I have so many authors I admire but some contemporary ones from who I learned a lot are for Karen Joy Fowler for The Jane Austen Book Club (CLEVER!), Ann Patchett for Bel Canto(blending beauty and grit), Judith Guest for Ordinary People (authentic, meaningful, and powerful dialogue), and William Goldman for The Princess Bride (sheer, playful ingenuity).
Gale Martin is an award-winning writer of contemporary fiction who plied her childhood penchant for telling tall tales into a legitimate literary pursuit once she hit midlife. She began writing her first novel at age eleven, finishing it three and a half decades later.
Her first novel, DON JUAN IN HANKEY, PA, is a humorous homage to Don Giovanni, Mozart's famous tragicomic opera about the last two days of Don Juan's life. It was named a Finalist in the 2012 National Indie Excellence Awards for New Fiction. Her second novel GRACE UNEXPECTED is wryly witty women's fiction featuring Grace Savage, a 30-something protagonist with a heart of gold, wrapped in lead.
Gale would commit a misdemeanor to score some Babybel cheese and goes weak-kneed for hummingbirds. She is a wife and mother of one and a communications director by profession.
She blogs about opera--the art form, not the platform and is an opera reviewer for Bachtrack, an online site featuring classical performance worldwide. She can name any aria in three notes. Okay, five notes, perfectly sung, with full orchestration.
She has a master of arts in creative writing from Wilkes University. She lives in Lancaster County, Pennsylvania, which serves as a rich source of inspiration for her writing.
Thirty-something Grace Savage has slogged through crummy jobs and dead-end relationships with men who would rather go bald than say “I do”. In search of respite from her current job, she visits Shaker Village in New Hampshire. Instead of renewal, she learns that Shaker men and women lived and worked side by side in complete celibacy.
When her longtime boyfriend dumps her instead of proposing, Grace avows the sexless Shaker ways.
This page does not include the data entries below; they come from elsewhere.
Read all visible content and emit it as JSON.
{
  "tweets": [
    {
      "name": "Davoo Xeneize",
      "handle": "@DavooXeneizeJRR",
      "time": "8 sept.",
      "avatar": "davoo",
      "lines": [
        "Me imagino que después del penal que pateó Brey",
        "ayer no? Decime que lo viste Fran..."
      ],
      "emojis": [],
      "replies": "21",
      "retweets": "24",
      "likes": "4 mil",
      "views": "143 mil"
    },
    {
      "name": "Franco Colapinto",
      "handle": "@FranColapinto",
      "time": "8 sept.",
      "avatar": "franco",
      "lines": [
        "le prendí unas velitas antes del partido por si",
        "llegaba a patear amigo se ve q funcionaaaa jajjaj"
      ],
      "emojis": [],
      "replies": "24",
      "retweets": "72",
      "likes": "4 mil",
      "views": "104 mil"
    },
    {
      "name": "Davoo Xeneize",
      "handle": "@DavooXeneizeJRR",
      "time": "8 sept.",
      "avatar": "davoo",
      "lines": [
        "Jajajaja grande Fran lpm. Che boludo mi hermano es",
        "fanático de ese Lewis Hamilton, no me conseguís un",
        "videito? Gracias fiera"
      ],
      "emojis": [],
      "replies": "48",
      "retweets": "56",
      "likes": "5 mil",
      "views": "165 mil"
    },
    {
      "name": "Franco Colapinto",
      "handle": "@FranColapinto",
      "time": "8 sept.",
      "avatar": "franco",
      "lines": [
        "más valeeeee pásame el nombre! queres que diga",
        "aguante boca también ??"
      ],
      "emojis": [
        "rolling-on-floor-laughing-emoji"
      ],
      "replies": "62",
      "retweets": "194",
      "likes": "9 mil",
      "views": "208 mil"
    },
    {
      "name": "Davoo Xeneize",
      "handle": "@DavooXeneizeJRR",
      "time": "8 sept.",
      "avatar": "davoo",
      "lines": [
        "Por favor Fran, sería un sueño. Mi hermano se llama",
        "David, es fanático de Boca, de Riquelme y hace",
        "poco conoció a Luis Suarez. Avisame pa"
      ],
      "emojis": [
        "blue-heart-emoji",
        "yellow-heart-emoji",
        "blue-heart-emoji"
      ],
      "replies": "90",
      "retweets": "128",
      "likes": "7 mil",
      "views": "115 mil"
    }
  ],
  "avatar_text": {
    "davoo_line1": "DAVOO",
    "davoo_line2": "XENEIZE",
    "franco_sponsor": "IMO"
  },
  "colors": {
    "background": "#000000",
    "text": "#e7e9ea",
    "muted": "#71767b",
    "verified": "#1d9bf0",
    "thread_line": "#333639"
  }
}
Resolved to stick to a new plan – the Shaker Plan – despite ovaries ticking like time bombs, she returns to her life in Pennsylvania. Almost immediately, she's juggling two eligible bachelors: Addison, a young beat reporter; and True, an anthropology professor. Both men have soul mate potential to test her newfound Shaker-style self-control, and Grace seems to be on the fast track to a proposal… until secrets revealed deliver a death rattle to the Shaker Plan.